Mark Pharaoh

Personal information
- Born: 18 July 1931 Wandsworth, Greater London, England
- Died: 27 April 2020 (aged 88) Malvern, England
- Height: 190 cm (6 ft 3 in)
- Weight: 95 kg (209 lb)

Sport
- Sport: track and field
- Event: discus throw
- Club: Manchester University AC Walton AC

Medal record
Men's athletics
Representing Great Britain
World Student Games
| Gold medal – first place | 1953 Dortmund | Discus throw |
| Silver medal – second place | 1953 Dortmund | Shot put |
| Silver medal – second place | 1953 Dortmund | Hammer throw |
Representing England
Commonwealth Games
| Bronze medal – third place | 1954 Vancouver | Discus throw |

= Mark Pharaoh =

British discus thrower, shot putter, and hammer thrower (1931–2020)

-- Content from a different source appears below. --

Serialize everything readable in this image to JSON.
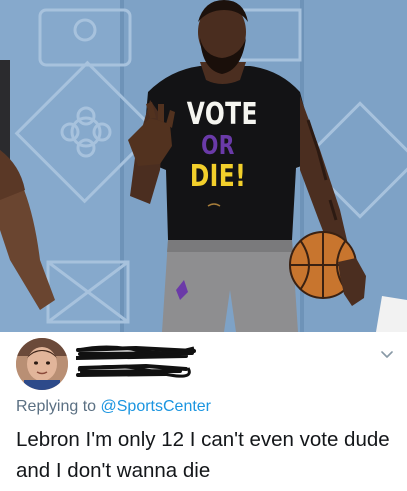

Mark Pharaoh (18 July 1931 - 27 April 2020) was a track and field athlete, who competed in the discus throw at both the 1952 Helsinki Olympics and the 1956 Melbourne Olympics where he came fourth. This has been described as by far the finest single achievement in British discus history. He was also an international shot put and hammer thrower.

== Biography ==
Pharaoh was born 18 July 1931 and as a youth attended Manchester Grammar School where he excelled at sport and was an active member of the Gannet patrol of Troop 4 of the school's scouts. He went on to study at Manchester University.

Pharaoh became the British discus throw champion after winning the British AAA Championships title at the 1952 AAA Championships. Shortly afterwards he represented the Great Britain team at the 1952 Olympic Games in Helsinki.

Pharaoh successfully retained his title at the 1953 AAA Championships. He represented the English team at the 1954 British Empire and Commonwealth Games held in Vancouver, Canada, finishing fifth in the shot put. He finished second in the hammer at the 1953 Summer International University Sports Week.

At the 1956 Summer Olympics, he came fourth, setting a British record of 54.27 m. in the process and missing the bronze medal by just 13 cm. Pharaoh also represented Walton Athletic Club in Walton-on-Thames.

Pharaoh won two more AAA titles at the 1955 AAA Championships and the 1956 AAA Championships.